Harus dengan cara apa to memberantasnya? Pak Luhut berharap sisi pencegahan lebih dikedepankan untuk mencegah korupsi. Yakin? Bukankah kata-kata pencegahan ini sudah sampai ke tulang sumsum, tetapi hanya sebatas kata-kata dan terbukti tidak mujarab.
Cobalah buka Kompas (Selasa, 20/12/2022), di halaman 4 ada foto hakim yudisial mengenakan rompi tahanan menyusul dua hakim agung yang sudah berseragam rompi tahanan lebih dahulu.
Miris, masygul, dan menyesakkan dada. Apalagi ada tambahan angin tidak sedap dari Jawa Timur tentang dana hibah. Jabatan, kemakmuran, dan fasilitas dari negara tidak segaris dengan perilaku korupsi.
Semoga MA menepati janjinya untuk membuat pengawasan internal dengan sistem yang lebih canggih. Korupsi bukan kejahatan biasa. Kalau menangani korupsi dengan cara biasa saja, maka seperti kita bersiul di tengah hujan badai. Semoga tahun 2023 menjadi titik tekad kita bahwa korupsi akan berhenti.
Sri HandokoTugurejo, Semarang
Dua Kubu
Kori Kamandungan, Keraton di Solo, Jawa Tengah. Foto diambil Kamis *(19/9/2019).
”Dua Kubu yang Berseteru Kini Bersatu”, demikian judul berita dari Keraton Surakarta (Kompas, 5/1/2023).
Setelah bertahun-tahun konflik antarkerabat, dua kubu yang berseteru di Keraton Surakarta akhirnya memutuskan untuk bersatu. Mereka ingin memajukan keraton bersama- sama. Saya sebagai bagian dari masyarakat turut gembira mendengarnya. Tentunya, ini bisa membawa aura positif dari semesta.
Di sekolah, kita belajar politik pemecah belah (divide et impera) penjajah Belanda. Sampai sekarang pun masih kita temui di masyarakat, bahwa perbedaan suku, agama, ras, dan antargolongan (SARA) hanya menjadi bahan dan alat untuk menyebarkan kebencian, perpecahan, dan permusuhan antarwarga.
Dari sejarah kita tahu benar bagaimana Soekarno diperlakukan oleh Soeharto setelah kejatuhannya. Setelah Soeharto lengser pun, itu tak berubah. Perusak persatuan dan kedamaian bisa didaulat sebagai pemuka/pembimbing agama. Orang yang berani berkelahi didaulat sebagai pemimpin geng sekolah, geng motor. Orang yang lantang berdemo antipemerintah didaulat sebagai pemimpin mahasiswa.

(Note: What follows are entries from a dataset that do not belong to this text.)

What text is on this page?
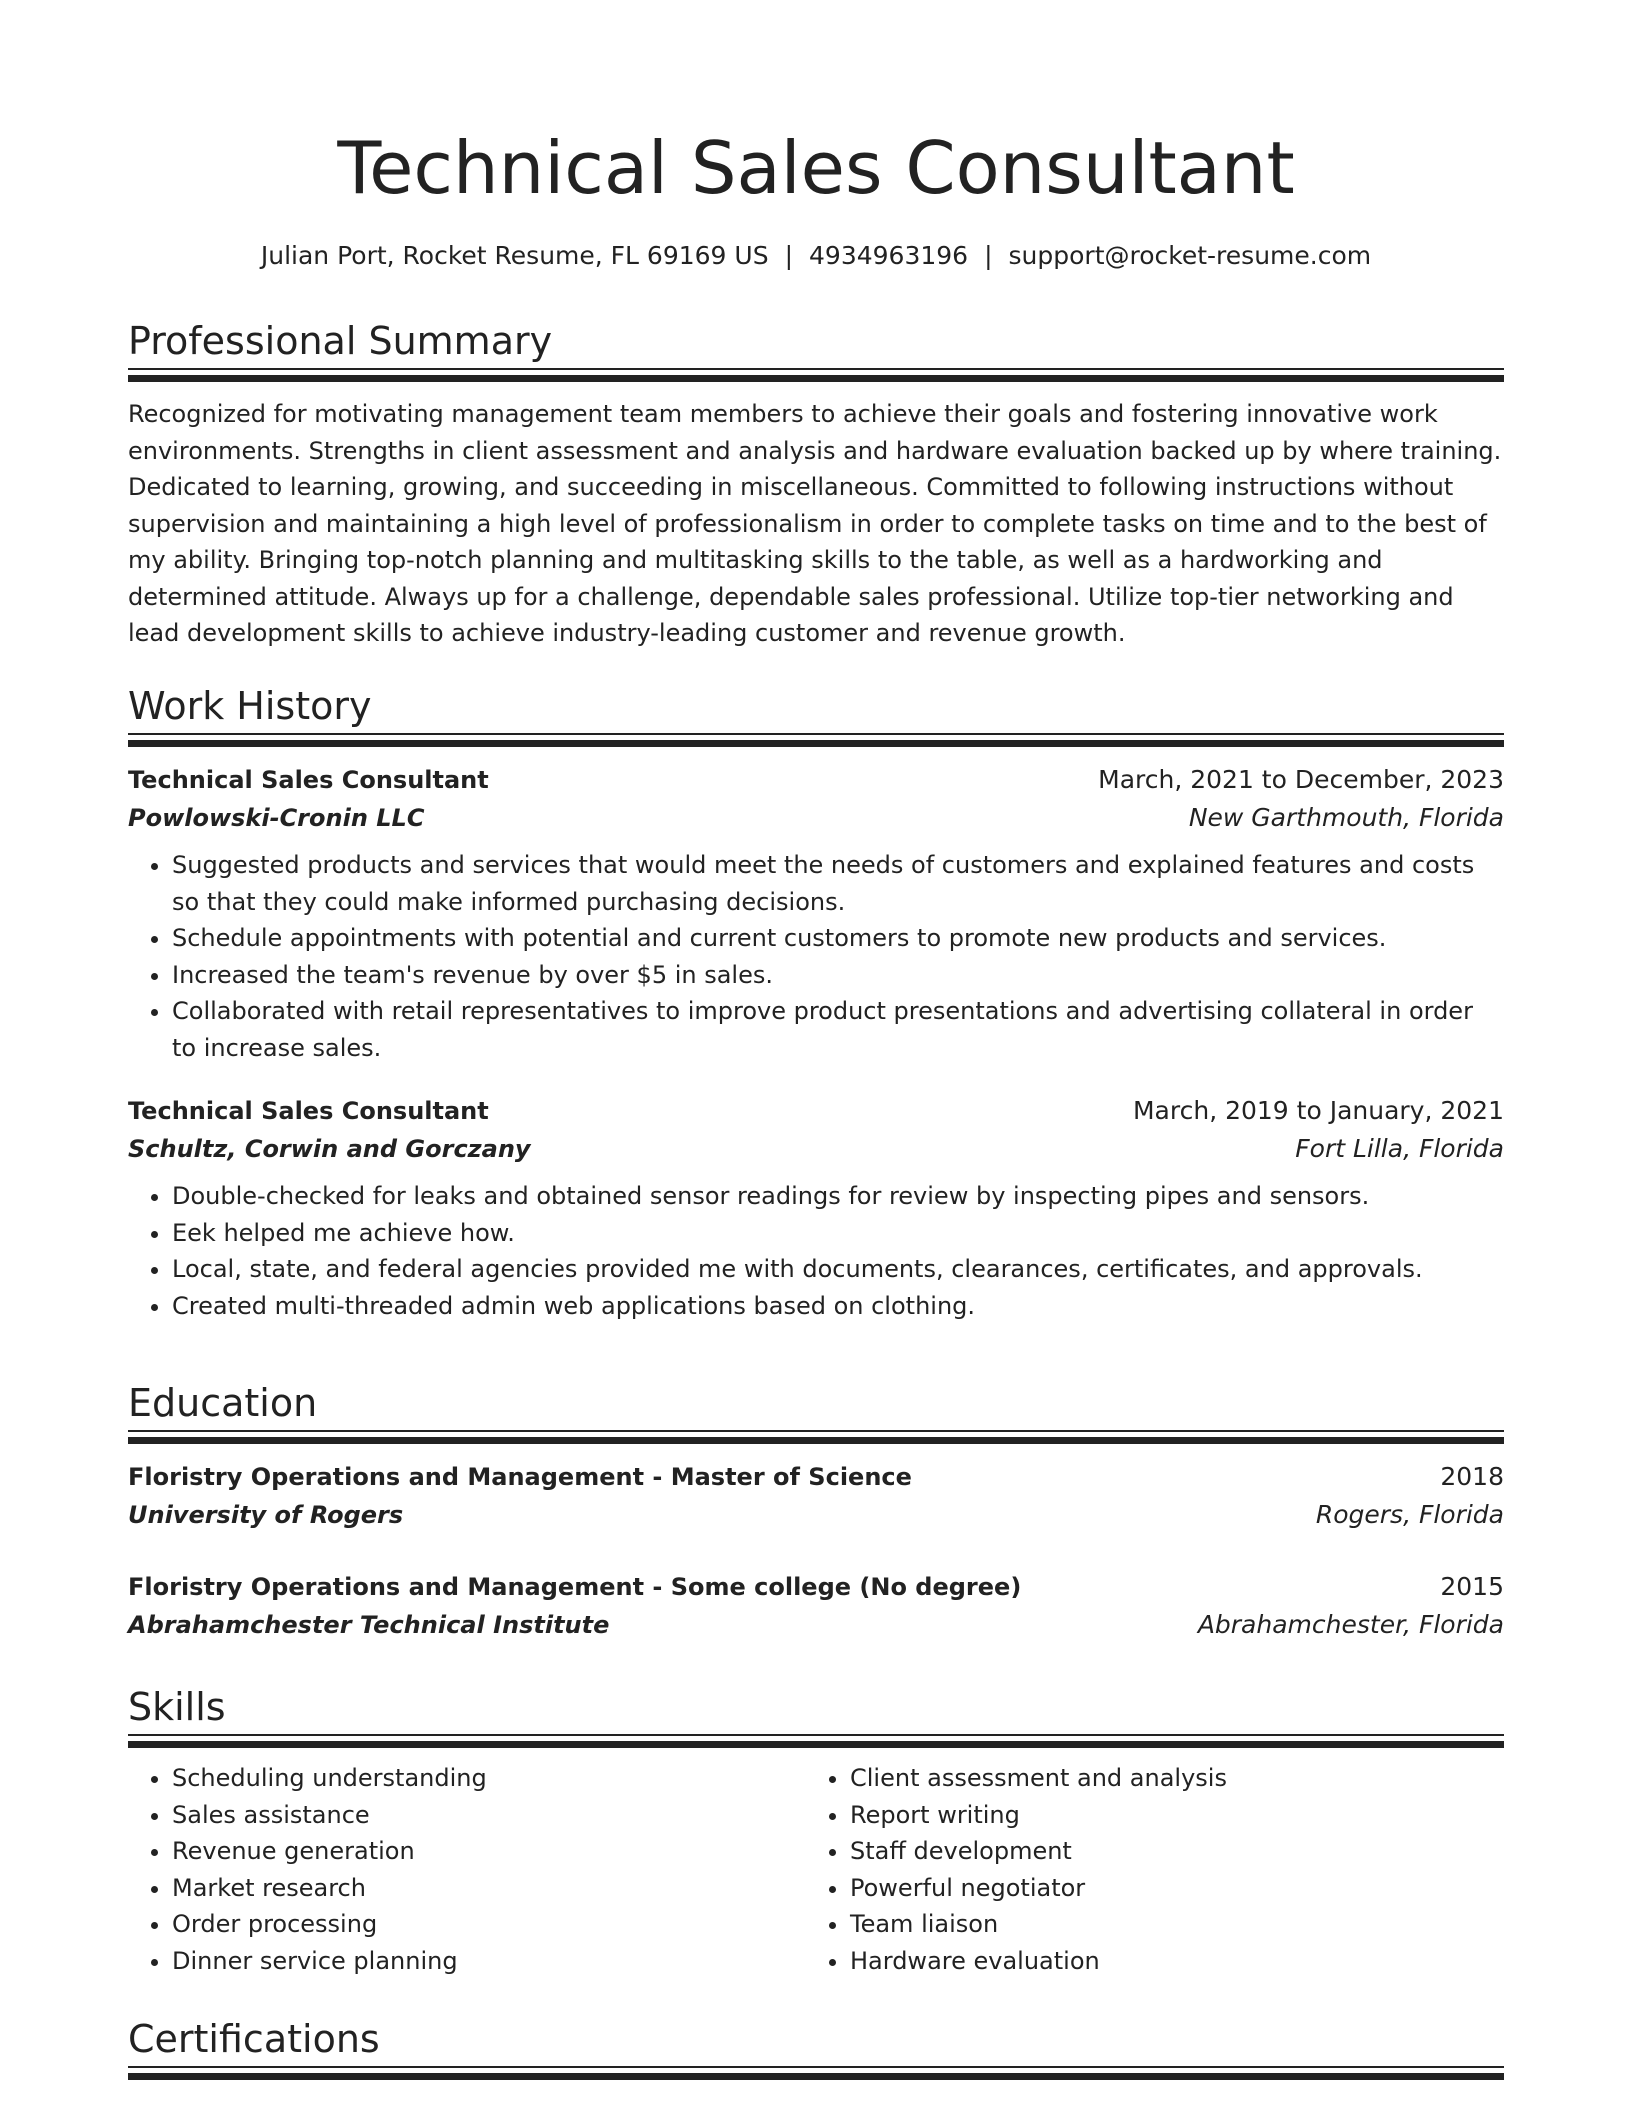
Technical Sales Consultant
Julian Port, Rocket Resume, FL 69169 US | 4934963196 | support@rocket-resume.com
Professional Summary

Recognized for motivating management team members to achieve their goals and fostering innovative work environments. Strengths in client assessment and analysis and hardware evaluation backed up by where training. Dedicated to learning, growing, and succeeding in miscellaneous. Committed to following instructions without supervision and maintaining a high level of professionalism in order to complete tasks on time and to the best of my ability. Bringing top-notch planning and multitasking skills to the table, as well as a hardworking and determined attitude. Always up for a challenge, dependable sales professional. Utilize top-tier networking and lead development skills to achieve industry-leading customer and revenue growth.

Work History
Technical Sales Consultant	March, 2021 to December, 2023
Powlowski-Cronin LLC	New Garthmouth, Florida
• Suggested products and services that would meet the needs of customers and explained features and costs so that they could make informed purchasing decisions.
• Schedule appointments with potential and current customers to promote new products and services.
• Increased the team's revenue by over $5 in sales.
• Collaborated with retail representatives to improve product presentations and advertising collateral in order to increase sales.
Technical Sales Consultant	March, 2019 to January, 2021
Schultz, Corwin and Gorczany	Fort Lilla, Florida
• Double-checked for leaks and obtained sensor readings for review by inspecting pipes and sensors.
• Eek helped me achieve how.
• Local, state, and federal agencies provided me with documents, clearances, certificates, and approvals.
• Created multi-threaded admin web applications based on clothing.
Education
Floristry Operations and Management - Master of Science	2018
University of Rogers	Rogers, Florida
Floristry Operations and Management - Some college (No degree)	2015
Abrahamchester Technical Institute	Abrahamchester, Florida
Skills
• Scheduling understanding
• Sales assistance
• Revenue generation
• Market research
• Order processing
• Dinner service planning
• Client assessment and analysis
• Report writing
• Staff development
• Powerful negotiator
• Team liaison
• Hardware evaluation
Certifications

Politik identitas kemudian muncul dan digunakan untuk memenangi pemilu. Pengaruhnya saat ini masih tergambarkan pada surat pembaca (Kompas, 5/1/2023) dari Pak Miduk Hutabarat tentang jalan provinsi di Sumatera Utara. Belum lagi kata-kata seperti ”Sikat, lawan, hancurkan” dan sebagainya, yang sepertinya sudah menjadi biasa di telinga angkatan muda. Juga korupsi dan penyuapan.
Saya berharap kita bisa mengevaluasi dan menjunjung tinggi filosofi budaya Jawa yang mengangkat kembali harkat dan martabat (atas kekalahan) pesaing kita.